Fans also adored two of the league’s best tight ends in Rob Gronkowski and George Kittle. Both are known for their goofiness and light-hearted antics on and off the field, making them easy to root for.
Emojis Tell the Story
There is no shortage of pictures on the internet, but we’re wondering if it’s really emojis that are worth a thousand words. We looked at the most common emojis used in tweets about each player.
Only Aaron Rodgers had the goat appear in the top three most used emojis when tweeting about him. And no, people aren’t associating him with a four-legged animal. The term G.O.A.T. stands for “Greatest of All Time,” which is why people use the animal emoji to express that particular sentiment, particularly with athletes. While the debate rages on for who really is the best quarterback to ever play football, Rodgers clearly has a lot of supporters.
The laughing with tears emoji was common among almost all the listed players above. It’s hard to tell how to analyze the sentiment behind this particular one because people could be including them in their tweets to laugh with players … or at them. It’s nice to see that just under a third of the players we analyzed had a heart emoji among their top three. So maybe the laughing faces are good-natured after all.The Power of the Internet
The Power of the Internet
Players caught in scandals, like Deshaun Watson, have little to no chance of keeping those matters private and tend to receive plenty of backlash for whatever they’re involved in. That being said, others get their fair share of love, too.
If one thing is certain, it’s that fans aren’t shy when it comes to sharing their opinions and commentary on the latest NFL happenings. The passion and emotions found in stadiums and living rooms during games continue in the internet universe long after the play clock runs out. This is why it is so important to discuss this and for everyone to think about what they are writing on social media and the impact it could have on others.
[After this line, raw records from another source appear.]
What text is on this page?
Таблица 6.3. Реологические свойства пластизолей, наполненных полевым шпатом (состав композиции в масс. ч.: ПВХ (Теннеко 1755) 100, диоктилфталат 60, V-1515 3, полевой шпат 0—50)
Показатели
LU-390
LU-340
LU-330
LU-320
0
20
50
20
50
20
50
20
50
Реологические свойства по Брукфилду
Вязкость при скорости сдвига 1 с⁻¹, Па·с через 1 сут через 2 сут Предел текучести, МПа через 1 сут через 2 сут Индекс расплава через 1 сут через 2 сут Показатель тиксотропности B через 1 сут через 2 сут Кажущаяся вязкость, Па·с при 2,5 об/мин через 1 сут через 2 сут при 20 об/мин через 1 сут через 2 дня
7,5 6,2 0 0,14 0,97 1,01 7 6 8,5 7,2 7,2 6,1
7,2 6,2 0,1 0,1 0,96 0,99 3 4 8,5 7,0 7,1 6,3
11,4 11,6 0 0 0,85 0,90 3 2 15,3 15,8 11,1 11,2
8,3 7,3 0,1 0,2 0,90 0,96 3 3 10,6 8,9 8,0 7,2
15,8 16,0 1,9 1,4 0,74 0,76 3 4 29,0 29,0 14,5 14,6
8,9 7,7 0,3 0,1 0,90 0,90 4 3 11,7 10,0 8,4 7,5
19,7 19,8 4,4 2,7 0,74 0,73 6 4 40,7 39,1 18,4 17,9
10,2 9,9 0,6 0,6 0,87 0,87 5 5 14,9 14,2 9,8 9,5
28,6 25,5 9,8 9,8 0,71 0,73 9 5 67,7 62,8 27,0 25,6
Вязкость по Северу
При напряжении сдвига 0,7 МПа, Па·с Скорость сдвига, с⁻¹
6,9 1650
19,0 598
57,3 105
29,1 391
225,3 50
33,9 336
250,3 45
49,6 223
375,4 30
At OLBG we are strongly opposed to any online abuse. It can have a devastating impact on peoples lives. What some people may think is fun, can be hugely offensive. This article is not meant to in any way condone behaviour, but to add to the discussion about what we do online, on social platforms in particular, what is and is not acceptable.
As fans flock online to give their personal critiques on NFL athletes, many said they’d bring that same energy if confronted by the actual player. Others say things they wouldn't repeat to peoples faces in the offline World. We would urge fans to think hard before they post online. Is what you are doing a bit of fun, or could it cause offence. Does it cross the line, is it abuse. If in doubt don't do it.